Guarding the Sinhala Web: Building Suba Bhas with Google Gemini
Source: Dev.to
Overview
The Suba Bhas is a browser extension and AI‑powered filter designed to make the internet a safer space for Sinhala speakers. It acts as a real‑time “shield” that detects offensive language and hate speech on web pages and automatically blurs it out.
The Problem
Online toxicity in local languages like Sinhala often goes undetected by global moderation tools.
Technology Stack
- Backend: Flask API serving a Bi‑LSTM model trained on the SOLD (Sinhala Offensive Language Dataset).
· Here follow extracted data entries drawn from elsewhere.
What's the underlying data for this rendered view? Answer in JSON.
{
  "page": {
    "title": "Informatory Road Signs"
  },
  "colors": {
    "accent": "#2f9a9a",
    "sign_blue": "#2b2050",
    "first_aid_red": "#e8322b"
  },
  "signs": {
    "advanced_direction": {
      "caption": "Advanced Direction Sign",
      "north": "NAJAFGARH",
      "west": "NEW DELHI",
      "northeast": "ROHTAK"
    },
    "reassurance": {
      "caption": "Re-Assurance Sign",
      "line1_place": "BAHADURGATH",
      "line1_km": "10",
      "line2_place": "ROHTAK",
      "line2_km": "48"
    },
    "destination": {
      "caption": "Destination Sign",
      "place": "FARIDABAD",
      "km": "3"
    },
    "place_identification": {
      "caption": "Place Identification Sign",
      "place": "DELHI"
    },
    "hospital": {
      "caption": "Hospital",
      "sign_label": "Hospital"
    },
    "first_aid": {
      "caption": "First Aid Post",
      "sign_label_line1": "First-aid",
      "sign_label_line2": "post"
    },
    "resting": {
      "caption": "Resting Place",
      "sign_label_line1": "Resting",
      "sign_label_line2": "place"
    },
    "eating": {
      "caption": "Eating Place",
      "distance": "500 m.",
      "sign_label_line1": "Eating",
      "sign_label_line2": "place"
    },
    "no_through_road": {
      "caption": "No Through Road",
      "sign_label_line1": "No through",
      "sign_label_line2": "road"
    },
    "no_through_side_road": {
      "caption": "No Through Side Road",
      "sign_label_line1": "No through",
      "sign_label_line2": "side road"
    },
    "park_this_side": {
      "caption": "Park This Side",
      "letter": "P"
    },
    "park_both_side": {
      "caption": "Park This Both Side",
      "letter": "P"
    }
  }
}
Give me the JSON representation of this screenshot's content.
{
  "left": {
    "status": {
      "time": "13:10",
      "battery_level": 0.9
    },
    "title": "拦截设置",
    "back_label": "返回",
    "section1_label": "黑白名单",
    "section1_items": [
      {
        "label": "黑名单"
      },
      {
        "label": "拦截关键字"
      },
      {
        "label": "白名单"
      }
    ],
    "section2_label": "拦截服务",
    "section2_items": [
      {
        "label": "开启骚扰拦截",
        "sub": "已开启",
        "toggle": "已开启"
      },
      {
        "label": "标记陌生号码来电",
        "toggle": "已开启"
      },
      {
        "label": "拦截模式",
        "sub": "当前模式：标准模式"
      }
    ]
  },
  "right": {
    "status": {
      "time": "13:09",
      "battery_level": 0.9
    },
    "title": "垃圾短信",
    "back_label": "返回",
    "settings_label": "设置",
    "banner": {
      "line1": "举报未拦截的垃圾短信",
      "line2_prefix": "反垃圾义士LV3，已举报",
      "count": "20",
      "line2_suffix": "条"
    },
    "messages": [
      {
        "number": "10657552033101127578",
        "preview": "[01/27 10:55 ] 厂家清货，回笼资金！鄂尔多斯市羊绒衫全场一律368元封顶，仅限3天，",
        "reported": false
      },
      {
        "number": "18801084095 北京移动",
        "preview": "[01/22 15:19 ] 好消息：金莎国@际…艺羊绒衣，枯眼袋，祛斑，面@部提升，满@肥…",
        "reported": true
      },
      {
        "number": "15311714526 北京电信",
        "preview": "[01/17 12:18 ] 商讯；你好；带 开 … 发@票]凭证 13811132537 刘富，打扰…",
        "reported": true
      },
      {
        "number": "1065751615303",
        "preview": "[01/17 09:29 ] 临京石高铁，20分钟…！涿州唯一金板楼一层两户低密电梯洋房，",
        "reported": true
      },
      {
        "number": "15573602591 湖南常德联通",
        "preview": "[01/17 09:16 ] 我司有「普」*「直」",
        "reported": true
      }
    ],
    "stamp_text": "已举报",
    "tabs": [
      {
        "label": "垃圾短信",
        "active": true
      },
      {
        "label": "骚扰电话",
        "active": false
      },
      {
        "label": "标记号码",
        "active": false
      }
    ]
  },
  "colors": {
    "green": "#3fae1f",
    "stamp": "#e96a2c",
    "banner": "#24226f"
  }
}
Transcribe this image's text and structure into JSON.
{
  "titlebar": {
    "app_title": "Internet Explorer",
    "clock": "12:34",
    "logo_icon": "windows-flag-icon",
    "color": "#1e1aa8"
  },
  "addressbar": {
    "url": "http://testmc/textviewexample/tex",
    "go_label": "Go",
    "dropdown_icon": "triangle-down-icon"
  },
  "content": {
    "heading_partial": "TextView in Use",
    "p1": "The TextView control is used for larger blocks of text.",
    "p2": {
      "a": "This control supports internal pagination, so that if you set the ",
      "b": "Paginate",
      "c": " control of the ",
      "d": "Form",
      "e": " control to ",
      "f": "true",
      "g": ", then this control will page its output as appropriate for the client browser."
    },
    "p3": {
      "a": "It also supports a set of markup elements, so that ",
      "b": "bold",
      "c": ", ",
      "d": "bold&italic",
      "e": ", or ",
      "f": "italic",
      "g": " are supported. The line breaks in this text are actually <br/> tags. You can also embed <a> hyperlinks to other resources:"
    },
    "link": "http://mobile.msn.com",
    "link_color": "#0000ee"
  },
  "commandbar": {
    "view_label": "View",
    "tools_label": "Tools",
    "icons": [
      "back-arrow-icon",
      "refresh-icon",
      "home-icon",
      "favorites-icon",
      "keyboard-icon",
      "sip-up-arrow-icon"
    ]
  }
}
- Frontend: Chrome extension written in JavaScript that observes the DOM in real time, extracts text, and applies blurring.
Gemini’s Role
- Assisted in architecting the overall system.
- Debugged complex JavaScript for the DOM observer.
- Refined logic for dynamic keyword extraction.
- Helped translate technical concepts between the Python backend and the Chrome extension frontend.
Repository
Learning Outcomes
Natural Language Processing (NLP)
Handled the unique nuances of the Sinhala script and offensive context.
Full‑Stack Integration
Connected a JavaScript extension to a Python Flask API seamlessly.
Soft Skills
Learned the importance of “ethical AI”—designing tools that protect users without over‑censoring helpful content.
Unexpected Lesson
Real‑time web scraping and text blurring can significantly impact browser performance if not optimized.
Pros
- Gemini quickly suggested fixes for Flask routes and helped resolve CORS issues between the extension and the server.
- Acted like a senior developer, providing immediate, context‑aware guidance.
Cons
- When asking about specific Sinhala NLP libraries, Gemini sometimes suggested generic English‑centric models.
- Required highly specific prompts to ensure the AI understood the focus on a low‑resource language like Sinhala.